[AR] Re: starship abort?

  • From: "John Dom" <dmarc-noreply@xxxxxxxxxxxxx> ("johndom")
  • To: arocket@xxxxxxxxxxxxx
  • Date: Fri, 21 Apr 2023 01:40:22 +0200 (CEST)


N1 had too many relatively tiny engines bundled imo and maybe so has Musk's Starship. Detonation altitude anybody?



Consider a 747 upgradeĀ  with 20 engines, go figure :-(.



Spaceship size matters to go colonize the heavens of course.



What about designing/building a bigger "F6"= 6*F1 engine ? Next bundle such Saturn- or honeycomb wise using only 5 F6 engines/stage or so.



Not hundreds of liquid engines in propellant pipes like that Germant launched in the Lybian desert and Congo. Became a bank scandal in the eighties.

He launched a bundle of max 8 only. Next he got kicked out of Africa likely plucked like a chicken.
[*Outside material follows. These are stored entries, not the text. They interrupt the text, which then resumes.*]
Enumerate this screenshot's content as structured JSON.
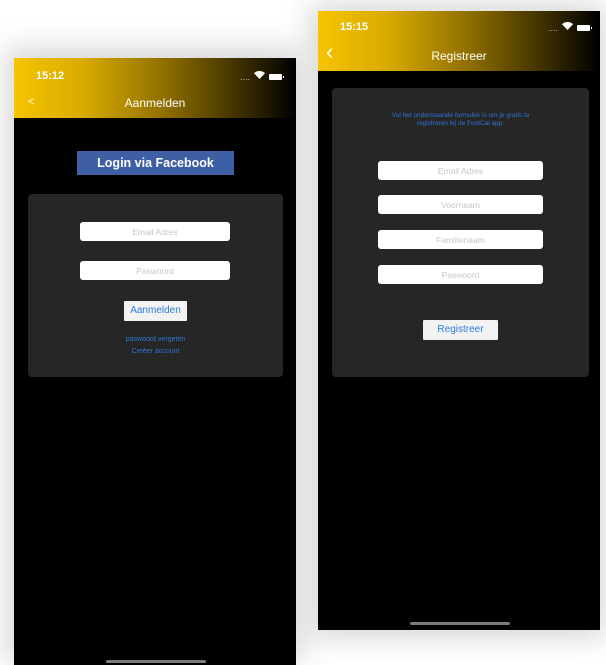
{
  "login": {
    "time": "15:12",
    "title": "Aanmelden",
    "back": "<",
    "facebook_label": "Login via Facebook",
    "email_placeholder": "Email Adres",
    "password_placeholder": "Paswoord",
    "submit_label": "Aanmelden",
    "forgot_label": "paswoord vergeten",
    "create_label": "Creëer account"
  },
  "register": {
    "time": "15:15",
    "title": "Registreer",
    "back": "‹",
    "info_line1": "Vul het onderstaande formulier is om je gratis te",
    "info_line2": "registreren bij de FootCal app.",
    "email_placeholder": "Email Adres",
    "firstname_placeholder": "Voornaam",
    "lastname_placeholder": "Familienaam",
    "password_placeholder": "Paswoord",
    "submit_label": "Registreer"
  },
  "status": {
    "signal": "....",
    "wifi_icon": "wifi-icon",
    "battery_icon": "battery-icon"
  },
  "colors": {
    "accent_gold": "#f6c400",
    "facebook_blue": "#3f5fa4",
    "link_blue": "#2d74d6",
    "card_bg": "#262626"
  }
}
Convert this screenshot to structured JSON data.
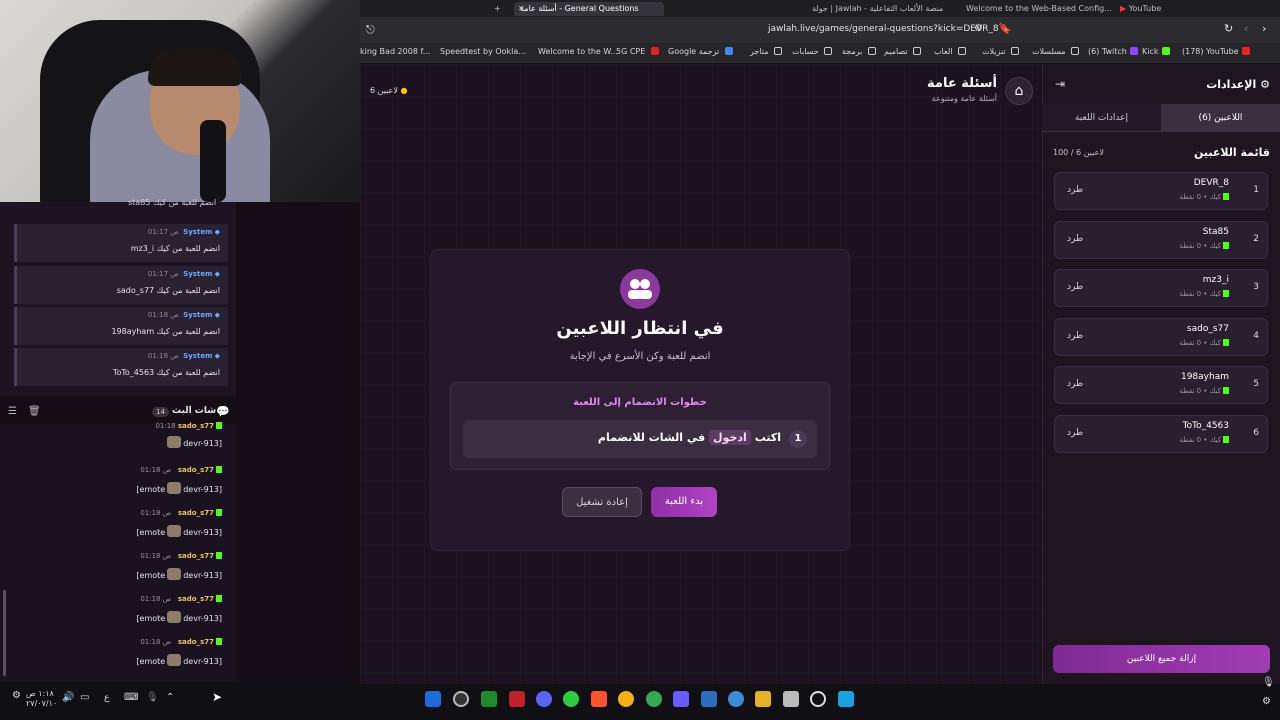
{
  "browser": {
    "tabs": [
      {
        "label": "YouTube"
      },
      {
        "label": "Welcome to the Web-Based Config..."
      },
      {
        "label": "جولة | Jawlah - منصة الألعاب التفاعلية"
      },
      {
        "label": "أسئلة عامة - General Questions",
        "active": true
      }
    ],
    "url": "jawlah.live/games/general-questions?kick=DEVR_8",
    "bookmarks": [
      "(178) YouTube",
      "Kick",
      "(6) Twitch",
      "مسلسلات",
      "تنزيلات",
      "العاب",
      "تصاميم",
      "برمجة",
      "حسابات",
      "متاجر",
      "Google ترجمة",
      "5G CPE",
      "Welcome to the W...",
      "Speedtest by Ookla...",
      "king Bad 2008 f..."
    ]
  },
  "stream_chat_top": {
    "partial_text": "sta85 انضم للعبة من كيك",
    "messages": [
      {
        "sender": "System",
        "time": "01:17 ص",
        "text": "mz3_i انضم للعبة من كيك"
      },
      {
        "sender": "System",
        "time": "01:17 ص",
        "text": "sado_s77 انضم للعبة من كيك"
      },
      {
        "sender": "System",
        "time": "01:18 ص",
        "text": "198ayham انضم للعبة من كيك"
      },
      {
        "sender": "System",
        "time": "01:18 ص",
        "text": "ToTo_4563 انضم للعبة من كيك"
      }
    ]
  },
  "stream_chat": {
    "title": "شات البث",
    "count": "14",
    "partial": {
      "user": "sado_s77",
      "time": "01:18",
      "text": "devr-913]"
    },
    "messages": [
      {
        "user": "sado_s77",
        "time": "01:18 ص",
        "text_before": "[emote",
        "text_after": "devr-913]"
      },
      {
        "user": "sado_s77",
        "time": "01:18 ص",
        "text_before": "[emote",
        "text_after": "devr-913]"
      },
      {
        "user": "sado_s77",
        "time": "01:18 ص",
        "text_before": "[emote",
        "text_after": "devr-913]"
      },
      {
        "user": "sado_s77",
        "time": "01:18 ص",
        "text_before": "[emote",
        "text_after": "devr-913]"
      },
      {
        "user": "sado_s77",
        "time": "01:18 ص",
        "text_before": "[emote",
        "text_after": "devr-913]"
      }
    ]
  },
  "header": {
    "title": "أسئلة عامة",
    "subtitle": "أسئلة عامة ومتنوعة",
    "players_count": "6 لاعبين"
  },
  "waiting": {
    "title": "في انتظار اللاعبين",
    "subtitle": "انضم للعبة وكن الأسرع في الإجابة",
    "steps_title": "خطوات الانضمام إلى اللعبة",
    "step_num": "1",
    "step_pre": "اكتب",
    "step_keyword": "ادخول",
    "step_post": "في الشات للانضمام",
    "start_button": "بدء اللعبة",
    "restart_button": "إعادة تشغيل"
  },
  "settings": {
    "title": "الإعدادات",
    "tab_players": "اللاعبين (6)",
    "tab_game": "إعدادات اللعبة",
    "list_title": "قائمة اللاعبين",
    "list_count": "100 / 6 لاعبين",
    "kick_label": "طرد",
    "players": [
      {
        "num": "1",
        "name": "DEVR_8",
        "sub": "كيك • 0 نقطة"
      },
      {
        "num": "2",
        "name": "Sta85",
        "sub": "كيك • 0 نقطة"
      },
      {
        "num": "3",
        "name": "mz3_i",
        "sub": "كيك • 0 نقطة"
      },
      {
        "num": "4",
        "name": "sado_s77",
        "sub": "كيك • 0 نقطة"
      },
      {
        "num": "5",
        "name": "198ayham",
        "sub": "كيك • 0 نقطة"
      },
      {
        "num": "6",
        "name": "ToTo_4563",
        "sub": "كيك • 0 نقطة"
      }
    ],
    "remove_all": "إزالة جميع اللاعبين"
  },
  "taskbar": {
    "time": "١:١٨ ص",
    "date": "٢٧/٠٧/١٠",
    "lang": "ع"
  },
  "colors": {
    "accent": "#a33cb6",
    "kick_green": "#53fc18",
    "bg": "#1d121f"
  }
}
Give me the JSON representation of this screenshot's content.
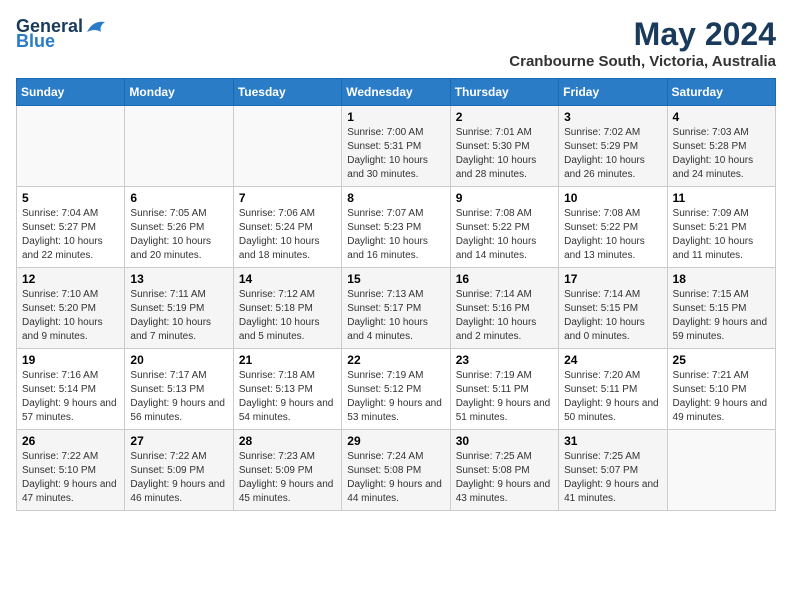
{
  "header": {
    "logo_general": "General",
    "logo_blue": "Blue",
    "month": "May 2024",
    "location": "Cranbourne South, Victoria, Australia"
  },
  "weekdays": [
    "Sunday",
    "Monday",
    "Tuesday",
    "Wednesday",
    "Thursday",
    "Friday",
    "Saturday"
  ],
  "weeks": [
    [
      {
        "day": "",
        "sunrise": "",
        "sunset": "",
        "daylight": ""
      },
      {
        "day": "",
        "sunrise": "",
        "sunset": "",
        "daylight": ""
      },
      {
        "day": "",
        "sunrise": "",
        "sunset": "",
        "daylight": ""
      },
      {
        "day": "1",
        "sunrise": "Sunrise: 7:00 AM",
        "sunset": "Sunset: 5:31 PM",
        "daylight": "Daylight: 10 hours and 30 minutes."
      },
      {
        "day": "2",
        "sunrise": "Sunrise: 7:01 AM",
        "sunset": "Sunset: 5:30 PM",
        "daylight": "Daylight: 10 hours and 28 minutes."
      },
      {
        "day": "3",
        "sunrise": "Sunrise: 7:02 AM",
        "sunset": "Sunset: 5:29 PM",
        "daylight": "Daylight: 10 hours and 26 minutes."
      },
      {
        "day": "4",
        "sunrise": "Sunrise: 7:03 AM",
        "sunset": "Sunset: 5:28 PM",
        "daylight": "Daylight: 10 hours and 24 minutes."
      }
    ],
    [
      {
        "day": "5",
        "sunrise": "Sunrise: 7:04 AM",
        "sunset": "Sunset: 5:27 PM",
        "daylight": "Daylight: 10 hours and 22 minutes."
      },
      {
        "day": "6",
        "sunrise": "Sunrise: 7:05 AM",
        "sunset": "Sunset: 5:26 PM",
        "daylight": "Daylight: 10 hours and 20 minutes."
      },
      {
        "day": "7",
        "sunrise": "Sunrise: 7:06 AM",
        "sunset": "Sunset: 5:24 PM",
        "daylight": "Daylight: 10 hours and 18 minutes."
      },
      {
        "day": "8",
        "sunrise": "Sunrise: 7:07 AM",
        "sunset": "Sunset: 5:23 PM",
        "daylight": "Daylight: 10 hours and 16 minutes."
      },
      {
        "day": "9",
        "sunrise": "Sunrise: 7:08 AM",
        "sunset": "Sunset: 5:22 PM",
        "daylight": "Daylight: 10 hours and 14 minutes."
      },
      {
        "day": "10",
        "sunrise": "Sunrise: 7:08 AM",
        "sunset": "Sunset: 5:22 PM",
        "daylight": "Daylight: 10 hours and 13 minutes."
      },
      {
        "day": "11",
        "sunrise": "Sunrise: 7:09 AM",
        "sunset": "Sunset: 5:21 PM",
        "daylight": "Daylight: 10 hours and 11 minutes."
      }
    ],
    [
      {
        "day": "12",
        "sunrise": "Sunrise: 7:10 AM",
        "sunset": "Sunset: 5:20 PM",
        "daylight": "Daylight: 10 hours and 9 minutes."
      },
      {
        "day": "13",
        "sunrise": "Sunrise: 7:11 AM",
        "sunset": "Sunset: 5:19 PM",
        "daylight": "Daylight: 10 hours and 7 minutes."
      },
      {
        "day": "14",
        "sunrise": "Sunrise: 7:12 AM",
        "sunset": "Sunset: 5:18 PM",
        "daylight": "Daylight: 10 hours and 5 minutes."
      },
      {
        "day": "15",
        "sunrise": "Sunrise: 7:13 AM",
        "sunset": "Sunset: 5:17 PM",
        "daylight": "Daylight: 10 hours and 4 minutes."
      },
      {
        "day": "16",
        "sunrise": "Sunrise: 7:14 AM",
        "sunset": "Sunset: 5:16 PM",
        "daylight": "Daylight: 10 hours and 2 minutes."
      },
      {
        "day": "17",
        "sunrise": "Sunrise: 7:14 AM",
        "sunset": "Sunset: 5:15 PM",
        "daylight": "Daylight: 10 hours and 0 minutes."
      },
      {
        "day": "18",
        "sunrise": "Sunrise: 7:15 AM",
        "sunset": "Sunset: 5:15 PM",
        "daylight": "Daylight: 9 hours and 59 minutes."
      }
    ],
    [
      {
        "day": "19",
        "sunrise": "Sunrise: 7:16 AM",
        "sunset": "Sunset: 5:14 PM",
        "daylight": "Daylight: 9 hours and 57 minutes."
      },
      {
        "day": "20",
        "sunrise": "Sunrise: 7:17 AM",
        "sunset": "Sunset: 5:13 PM",
        "daylight": "Daylight: 9 hours and 56 minutes."
      },
      {
        "day": "21",
        "sunrise": "Sunrise: 7:18 AM",
        "sunset": "Sunset: 5:13 PM",
        "daylight": "Daylight: 9 hours and 54 minutes."
      },
      {
        "day": "22",
        "sunrise": "Sunrise: 7:19 AM",
        "sunset": "Sunset: 5:12 PM",
        "daylight": "Daylight: 9 hours and 53 minutes."
      },
      {
        "day": "23",
        "sunrise": "Sunrise: 7:19 AM",
        "sunset": "Sunset: 5:11 PM",
        "daylight": "Daylight: 9 hours and 51 minutes."
      },
      {
        "day": "24",
        "sunrise": "Sunrise: 7:20 AM",
        "sunset": "Sunset: 5:11 PM",
        "daylight": "Daylight: 9 hours and 50 minutes."
      },
      {
        "day": "25",
        "sunrise": "Sunrise: 7:21 AM",
        "sunset": "Sunset: 5:10 PM",
        "daylight": "Daylight: 9 hours and 49 minutes."
      }
    ],
    [
      {
        "day": "26",
        "sunrise": "Sunrise: 7:22 AM",
        "sunset": "Sunset: 5:10 PM",
        "daylight": "Daylight: 9 hours and 47 minutes."
      },
      {
        "day": "27",
        "sunrise": "Sunrise: 7:22 AM",
        "sunset": "Sunset: 5:09 PM",
        "daylight": "Daylight: 9 hours and 46 minutes."
      },
      {
        "day": "28",
        "sunrise": "Sunrise: 7:23 AM",
        "sunset": "Sunset: 5:09 PM",
        "daylight": "Daylight: 9 hours and 45 minutes."
      },
      {
        "day": "29",
        "sunrise": "Sunrise: 7:24 AM",
        "sunset": "Sunset: 5:08 PM",
        "daylight": "Daylight: 9 hours and 44 minutes."
      },
      {
        "day": "30",
        "sunrise": "Sunrise: 7:25 AM",
        "sunset": "Sunset: 5:08 PM",
        "daylight": "Daylight: 9 hours and 43 minutes."
      },
      {
        "day": "31",
        "sunrise": "Sunrise: 7:25 AM",
        "sunset": "Sunset: 5:07 PM",
        "daylight": "Daylight: 9 hours and 41 minutes."
      },
      {
        "day": "",
        "sunrise": "",
        "sunset": "",
        "daylight": ""
      }
    ]
  ]
}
John Carmack had a chat with him in the US a decade ago. Forgot his name.



John





Verzonden vanuit Proximus Mail



Van: James Fackert <jimfackert@xxxxxxxxx>

Verzonden: 20 april 2023 22:36:25 CEST

Aan: arocket list <arocket@xxxxxxxxxxxxx>

Onderwerp: [AR] starship abort?








It sure seems that flight termination was very clean and deliberate. Two clean explosions a few seconds apart. Is it possible that the loss of several engines meant that altitude and velocity was not adequate to satisfy successful flight parameters, the safety system would not allow separation, but instead, demanded explosive termination of the booster and the second stage flights? I dont think it was a rapid unanticipated dissasembly- it seemed clean and clearly deliberate.




If the second stage had inadequate velocety and was separated and ignited, it might have ended up .... anywhere? and that would not be good.





So success is impossible, get it over with with minimal threat to others.